175% Surge in Phishing Attacks Hits BFSI in H1 2024: How Industry Leaders Are Fighting Back The average global cost of a data breach has hit a record high—USD 4.88 million, up 10 per cent from last year. In India, that number stands at USD 2.18 million

In 2024, cybercriminals have become smarter, faster, and more dangerous—and the BFSI (Banking, Financial Services, and Insurance) industry remains one of their biggest targets. The average global cost of a data breach has hit a record high—USD 4.88 million, up 10 per cent from last year. In India, that number stands at USD 2.18 million, according to the Digital Threat Report 2024 published by the Ministry of Electronics and Information Technology.

Why is BFSI most vulnerable?

The answer is simple: money and data. The BFSI sector handles both, making it a goldmine for cybercriminals. Its systems are highly interconnected, meaning that if one part is compromised, the entire network can be at risk.

Phishing and stolen credentials are the two most common methods attackers use to gain entry. In just the first half of 2024, phishing attacks in the financial sector surged by 175 per cent compared to the same period last year.

Ashwin Sekar, Chief Product and Technology Officer at InCred, shared how they're fighting back: "Most cybersecurity attacks happen due to phishing emails targeting employees. We now run monthly simulation campaigns using sophisticated phishing tactics… and we've really raised the bar in terms of employee awareness."

But cyber threats don't stop at employees. Customers, too, are frequent targets. One tactic, known as pretexting—where attackers fabricate stories to deceive people into handing over money or sensitive information—was present in 54 per cent of Business Email Compromise (BEC) cases, according to the report. With the emergence of "deepfake-as-a-service" platforms, it's now easier than ever for scammers to impersonate CEOs and bypass identity verification protocols.

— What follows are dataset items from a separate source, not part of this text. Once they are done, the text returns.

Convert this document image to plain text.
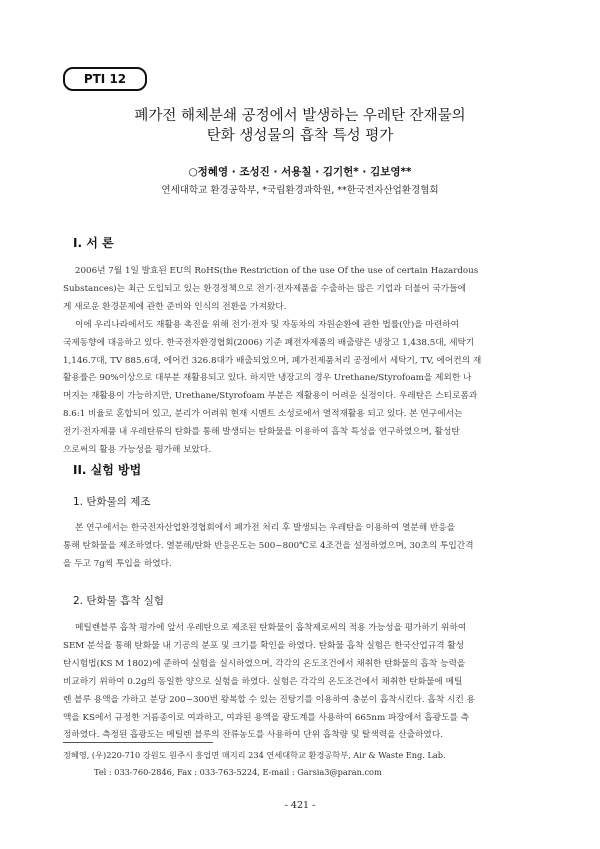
PTI 12
폐가전 해체분쇄 공정에서 발생하는 우레탄 잔재물의
탄화 생성물의 흡착 특성 평가
○정혜영 · 조성진 · 서용칠 · 김기헌* · 김보영**
연세대학교 환경공학부, *국립환경과학원, **한국전자산업환경협회
I. 서 론

2006년 7월 1일 발효된 EU의 RoHS(the Restriction of the use Of the use of certain Hazardous

Substances)는 최근 도입되고 있는 환경정책으로 전기·전자제품을 수출하는 많은 기업과 더불어 국가들에

게 새로운 환경문제에 관한 준비와 인식의 전환을 가져왔다.

이에 우리나라에서도 재활용 촉진을 위해 전기·전자 및 자동차의 자원순환에 관한 법률(안)을 마련하여

국제동향에 대응하고 있다. 한국전자환경협회(2006) 기준 폐전자제품의 배출량은 냉장고 1,438.5대, 세탁기

1,146.7대, TV 885.6대, 에어컨 326.8대가 배출되었으며, 폐가전제품처리 공정에서 세탁기, TV, 에어컨의 재

활용률은 90%이상으로 대부분 재활용되고 있다. 하지만 냉장고의 경우 Urethane/Styrofoam을 제외한 나

머지는 재활용이 가능하지만, Urethane/Styrofoam 부분은 재활용이 어려운 실정이다. 우레탄은 스티로폼과

8.6:1 비율로 혼합되어 있고, 분리가 어려워 현재 시멘트 소성로에서 열적재활용 되고 있다. 본 연구에서는

전기·전자제품 내 우레탄류의 탄화를 통해 발생되는 탄화물을 이용하여 흡착 특성을 연구하였으며, 활성탄

으로써의 활용 가능성을 평가해 보았다.

II. 실험 방법
1. 탄화물의 제조

본 연구에서는 한국전자산업환경협회에서 폐가전 처리 후 발생되는 우레탄을 이용하여 열분해 반응을

통해 탄화물을 제조하였다. 열분해/탄화 반응온도는 500~800℃로 4조건을 설정하였으며, 30초의 투입간격

을 두고 7g씩 투입을 하였다.

2. 탄화물 흡착 실험

메틸렌블루 흡착 평가에 앞서 우레탄으로 제조된 탄화물이 흡착제로써의 적용 가능성을 평가하기 위하여

SEM 분석을 통해 탄화물 내 기공의 분포 및 크기를 확인을 하였다. 탄화물 흡착 실험은 한국산업규격 활성

탄시험법(KS M 1802)에 준하여 실험을 실시하였으며, 각각의 온도조건에서 채취한 탄화물의 흡착 능력을

비교하기 위하여 0.2g의 동일한 양으로 실험을 하였다. 실험은 각각의 온도조건에서 채취한 탄화물에 메틸

렌 블루 용액을 가하고 분당 200~300번 왕복할 수 있는 진탕기를 이용하여 충분이 흡착시킨다. 흡착 시킨 용

액을 KS에서 규정한 거름종이로 여과하고, 여과된 용액을 광도계를 사용하여 665nm 파장에서 흡광도를 측

정하였다. 측정된 흡광도는 메틸렌 블루의 잔류농도를 사용하여 단위 흡착량 및 탈색력을 산출하였다.

정혜영, (우)220-710 강원도 원주시 흥업면 매지리 234 연세대학교 환경공학부, Air & Waste Eng. Lab.
Tel : 033-760-2846, Fax : 033-763-5224, E-mail : Garsia3@paran.com
- 421 -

To ensure customer trust in digital services like chatbots, Sekar added: "Right now, 40 per cent of our incoming traffic is handled by a bot. But there's always a button saying, 'Hey, please let me talk to a human,' so users don't hit a dead end… We're very mindful of the customer experience."

Sekar also reminded us not to blindly trust technology: "It's very easy to fall into the trap of thinking technology is a silver bullet—it never is. You have to marry technology with people and good processes. We conduct monthly audits and reviews where we examine the data and correlate it with stories from the ground."

What about regulations?

As AI becomes more prevalent in areas like insurance and lending, concerns about fairness and transparency are rising. Yogesh Agarwal, Founder and CEO of Onsurity, emphasized the importance of building trust and complying with strict rules. "When a decision is made—on what parameter was it made? Was the data unbiased and in the customer's interest?… We need to create an audit trail of the decision-making framework. Because we always need to be ready to justify it."

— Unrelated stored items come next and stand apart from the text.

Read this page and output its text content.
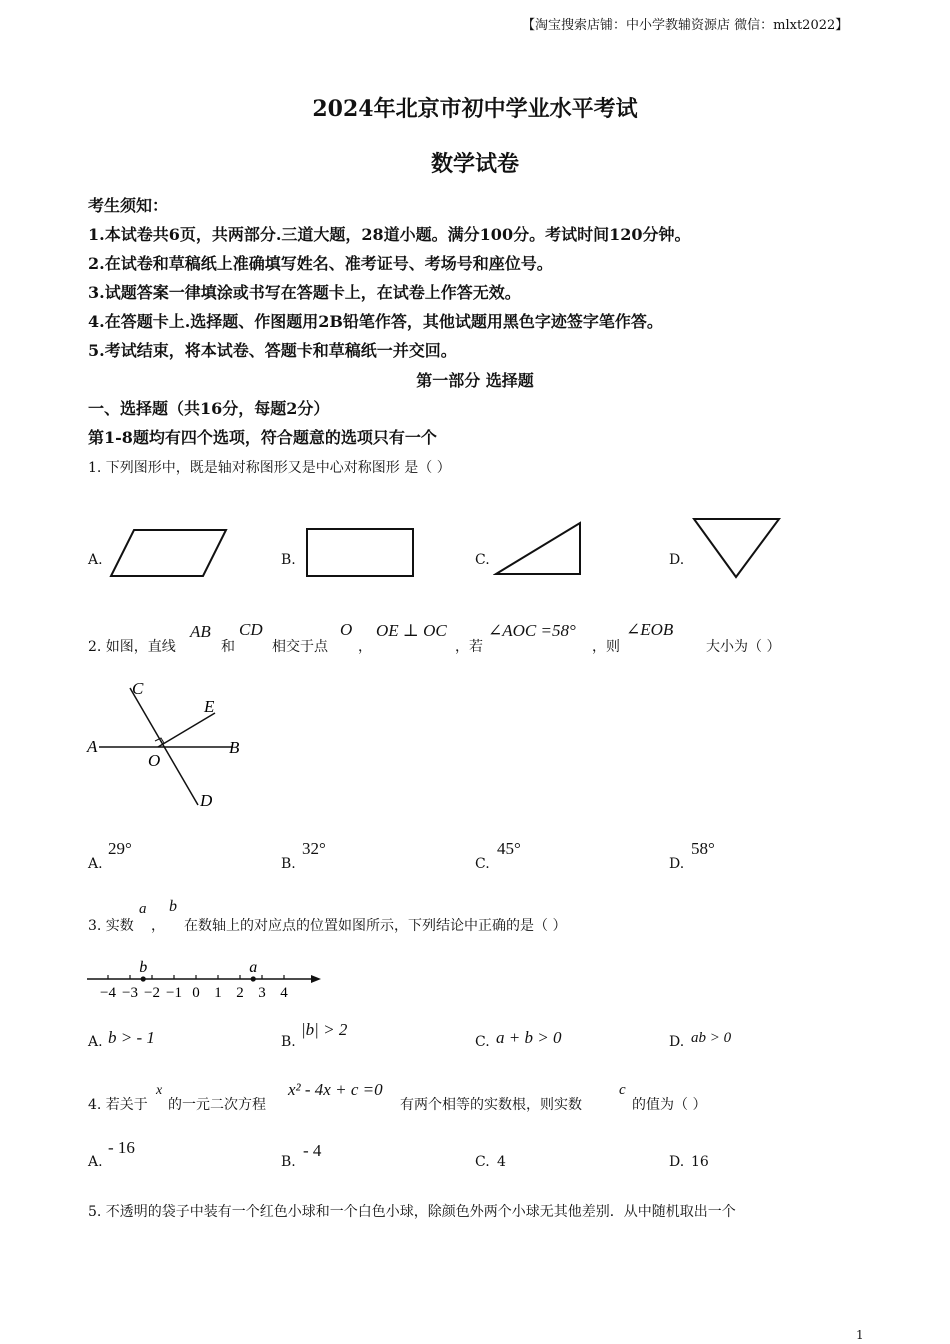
【淘宝搜索店铺：中小学教辅资源店 微信：mlxt2022】
2024年北京市初中学业水平考试
数学试卷
考生须知：
1.本试卷共6页，共两部分.三道大题，28道小题。满分100分。考试时间120分钟。
2.在试卷和草稿纸上准确填写姓名、准考证号、考场号和座位号。
3.试题答案一律填涂或书写在答题卡上，在试卷上作答无效。
4.在答题卡上.选择题、作图题用2B铅笔作答，其他试题用黑色字迹签字笔作答。
5.考试结束，将本试卷、答题卡和草稿纸一并交回。
第一部分 选择题
一、选择题（共16分，每题2分）
第1-8题均有四个选项，符合题意的选项只有一个
1. 下列图形中，既是轴对称图形又是中心对称图形 是（ ）
A.	B.	C.	D.
2. 如图，直线
AB
和
CD
相交于点
O
，
OE ⊥ OC
，若
∠AOC =58°
，则
∠EOB
大小为（ ）
C
E
A
O
B
D
A.
29°
B.
32°
C.
45°
D.
58°
3. 实数
a
，
b
在数轴上的对应点的位置如图所示，下列结论中正确的是（ ）
−4 −3 −2 −1 0 1 2 3 4
b	a
A. b > - 1	B.
|b| > 2
C. a + b > 0	D. ab > 0
4. 若关于
x
的一元二次方程
x² - 4x + c =0
有两个相等的实数根，则实数
c
的值为（ ）
A.
- 16
B.
- 4
C. 4	D. 16
5. 不透明的袋子中装有一个红色小球和一个白色小球，除颜色外两个小球无其他差别．从中随机取出一个
1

Yogesh also raised a critical regulatory question regarding future AI systems in insurance: "Will regulators allow these AI systems to independently design products? Or will such freedom be granted only to large enterprises and not to those serving retail customers? That's something to watch closely."

Guardrails for AI

Dr. Anand Mahalingam, VP of Data Science at Digit Insurance, stressed that adopting AI is no longer optional—but it must be done responsibly. "We need AI. It's essential for helping businesses grow. But we also need guardrails."

He explained that when using machine learning or generative AI, testing for fairness and transparency is critical:"We need to ensure there's no bias—whether it's based on gender, income, or even pin code. If a model makes decisions using variables like credit score, income, gender, race, or location, we must know which factor played the biggest role. Was it fair? Are the results consistent? Are we repeating historical biases?"

Dr. Mahalingam also highlighted the importance of AI governance: "Each and every model should have audit logs… Once you build this level of sophistication, people start trusting your models. And when trust happens, people buy more."

And that's the real goal—using technology not just for innovation, but to expand financial services more fairly and widely. "In a country like India, we need to take these services to the masses. Technology is the only way to scale," Dr. Mahalingam added.